Terra Forma : déployer un réseau dense de capteurs pour comprendre et répondre aux défis environnementaux
Piloté par le CNRS, le projet Terra Forma vise à concevoir et déployer, sur des territoires témoins, un réseau dense de capteurs environnementaux open source et à bas coût pour mieux comprendre les changements environnementaux en cours et s’y adapter. Le projet a été officiellement lancé le 24 janvier 2022. A Montpellier, le CEFE et le LIRMM participent au projet.
Doté de 9,6 millions d’euros sur sept ans dans le cadre du Programme d’investissements d’avenir
En effet, d’ici 2029, une quinzaine de sites, témoins de la pression des activités humaines, seront équipés d’un réseau dense de capteurs environnementaux, reliés à un système de communication central. À terme, cet instrument de recherche majeur coordonné par le CNRS aidera à mieux comprendre le fonctionnement de ces socio-écosystèmes en proie à d'intenses changements grâce à l'acquisition et à la valorisation de données.
L'objectif est ainsi de progresser en termes de connaissances fondamentales et opérationnelles sur le fonctionnement de ces socio-écosytèmes et de leur adaptabilité au changement climatique et à la pression anthropique.
Terra Forma vise à mesurer et comprendre ce qui fonde l’habitabilité de la Terre – le capital naturel que constituent les sols, l’intégrité de la biodiversité et des paysages, les ressources en eau – ou ce qui la menace, comme la contamination biologique ou chimique de l'environnement.

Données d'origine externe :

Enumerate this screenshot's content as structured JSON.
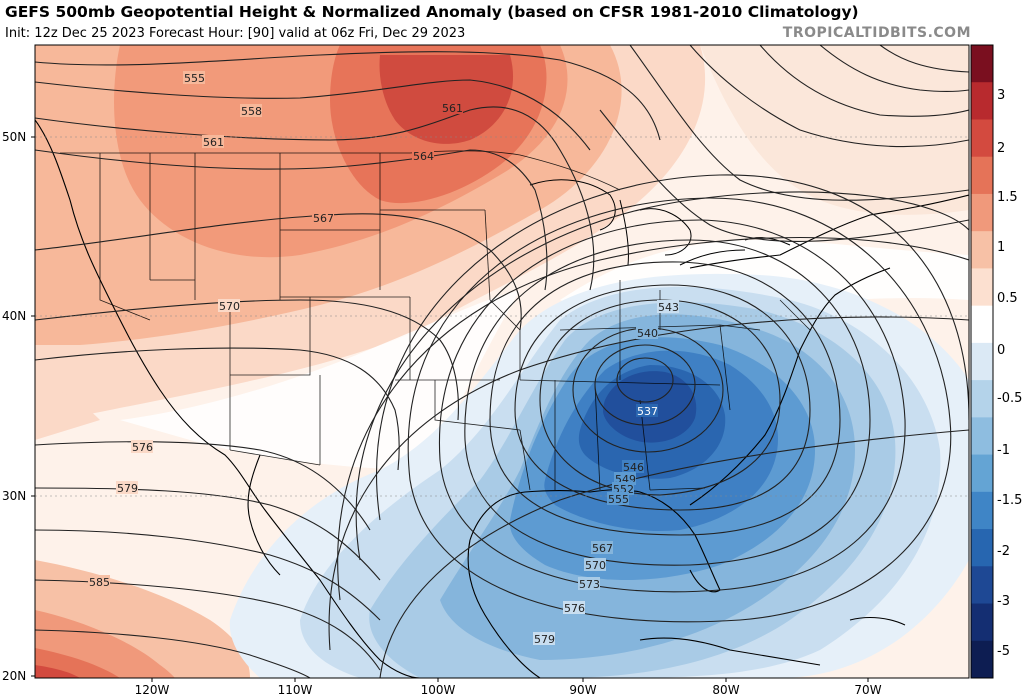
{
  "header": {
    "title": "GEFS 500mb Geopotential Height & Normalized Anomaly (based on CFSR 1981-2010 Climatology)",
    "subtitle": "Init: 12z Dec 25 2023   Forecast Hour: [90]   valid at 06z Fri, Dec 29 2023",
    "site": "TROPICALTIDBITS.COM"
  },
  "map": {
    "lat_labels": [
      "50N",
      "40N",
      "30N",
      "20N"
    ],
    "lon_labels": [
      "120W",
      "110W",
      "100W",
      "90W",
      "80W",
      "70W"
    ],
    "contour_labels": [
      "555",
      "558",
      "561",
      "564",
      "567",
      "570",
      "576",
      "579",
      "585",
      "543",
      "540",
      "537",
      "546",
      "549",
      "552",
      "555",
      "567",
      "570",
      "573",
      "576",
      "579",
      "561"
    ],
    "colorbar": {
      "ticks": [
        "3",
        "2",
        "1.5",
        "1",
        "0.5",
        "0",
        "-0.5",
        "-1",
        "-1.5",
        "-2",
        "-3",
        "-5"
      ],
      "colors": [
        "#7a0f1f",
        "#b82a2e",
        "#d34a3f",
        "#e57358",
        "#f0997b",
        "#f7c1a6",
        "#fce0d0",
        "#ffffff",
        "#dbe9f5",
        "#b4d3ea",
        "#8ebde0",
        "#64a4d4",
        "#3f85c6",
        "#2766b0",
        "#1e4894",
        "#142e72",
        "#0d1d52"
      ]
    }
  }
}
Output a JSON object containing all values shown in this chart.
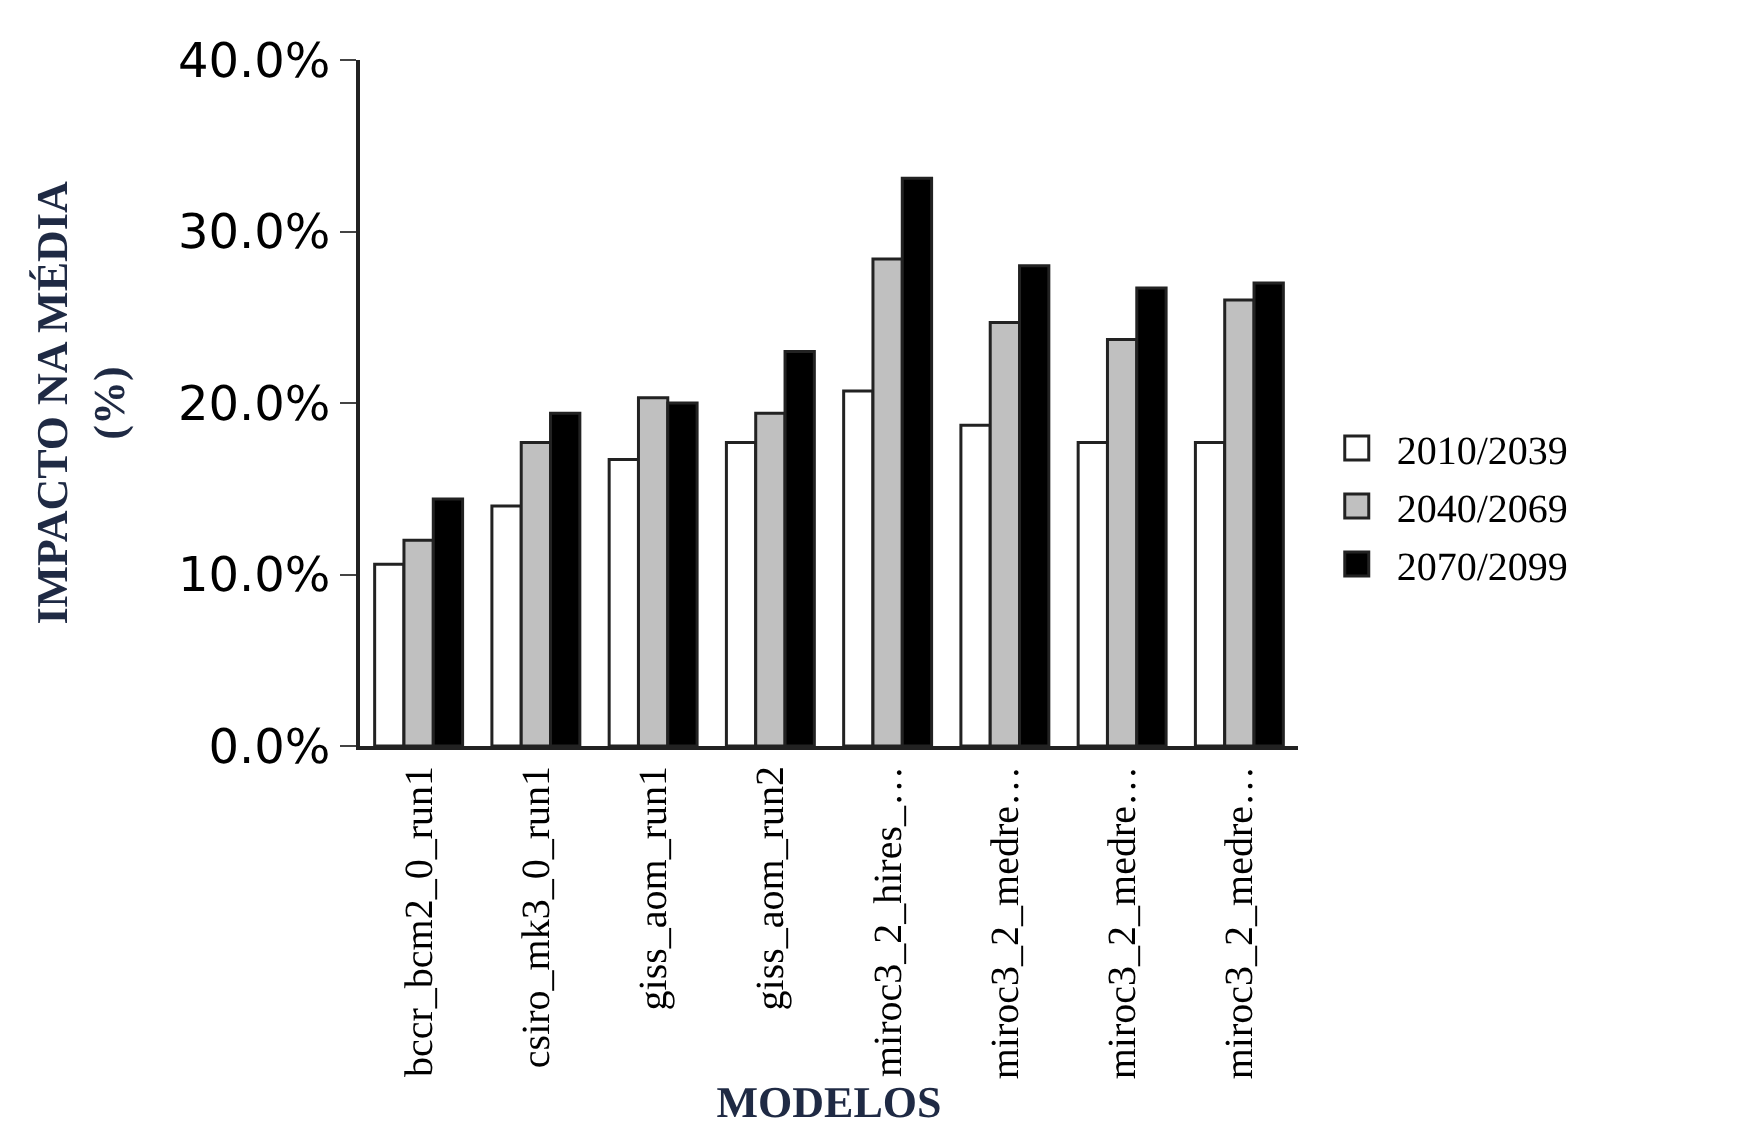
{
  "chart_data": {
    "type": "bar",
    "xlabel": "MODELOS",
    "ylabel": "IMPACTO NA MÉDIA\n(%)",
    "categories": [
      "bccr_bcm2_0_run1",
      "csiro_mk3_0_run1",
      "giss_aom_run1",
      "giss_aom_run2",
      "miroc3_2_hires_…",
      "miroc3_2_medre…",
      "miroc3_2_medre…",
      "miroc3_2_medre…"
    ],
    "series": [
      {
        "name": "2010/2039",
        "color": "#ffffff",
        "values": [
          10.6,
          14.0,
          16.7,
          17.7,
          20.7,
          18.7,
          17.7,
          17.7
        ]
      },
      {
        "name": "2040/2069",
        "color": "#c0c0c0",
        "values": [
          12.0,
          17.7,
          20.3,
          19.4,
          28.4,
          24.7,
          23.7,
          26.0
        ]
      },
      {
        "name": "2070/2099",
        "color": "#000000",
        "values": [
          14.4,
          19.4,
          20.0,
          23.0,
          33.1,
          28.0,
          26.7,
          27.0
        ]
      }
    ],
    "ylim": [
      0,
      40
    ],
    "yticks": [
      {
        "value": 0,
        "label": "0.0%"
      },
      {
        "value": 10,
        "label": "10.0%"
      },
      {
        "value": 20,
        "label": "20.0%"
      },
      {
        "value": 30,
        "label": "30.0%"
      },
      {
        "value": 40,
        "label": "40.0%"
      }
    ],
    "legend": "right"
  }
}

Une quinzaine de types de capteurs, uniques en leur genre, seront développés et déployés pour caractériser et quantifier ces paramètres.
Ces capteurs devront être frugaux, adaptés au terrain, dotés d’intelligence embarquée, miniaturisés et à bas coûts, mais aussi, en open source, afin d’être démultipliés. Car l’objectif est aussi leur appropriation par la société civile afin de favoriser son implication dans des questions environnementales prégnantes.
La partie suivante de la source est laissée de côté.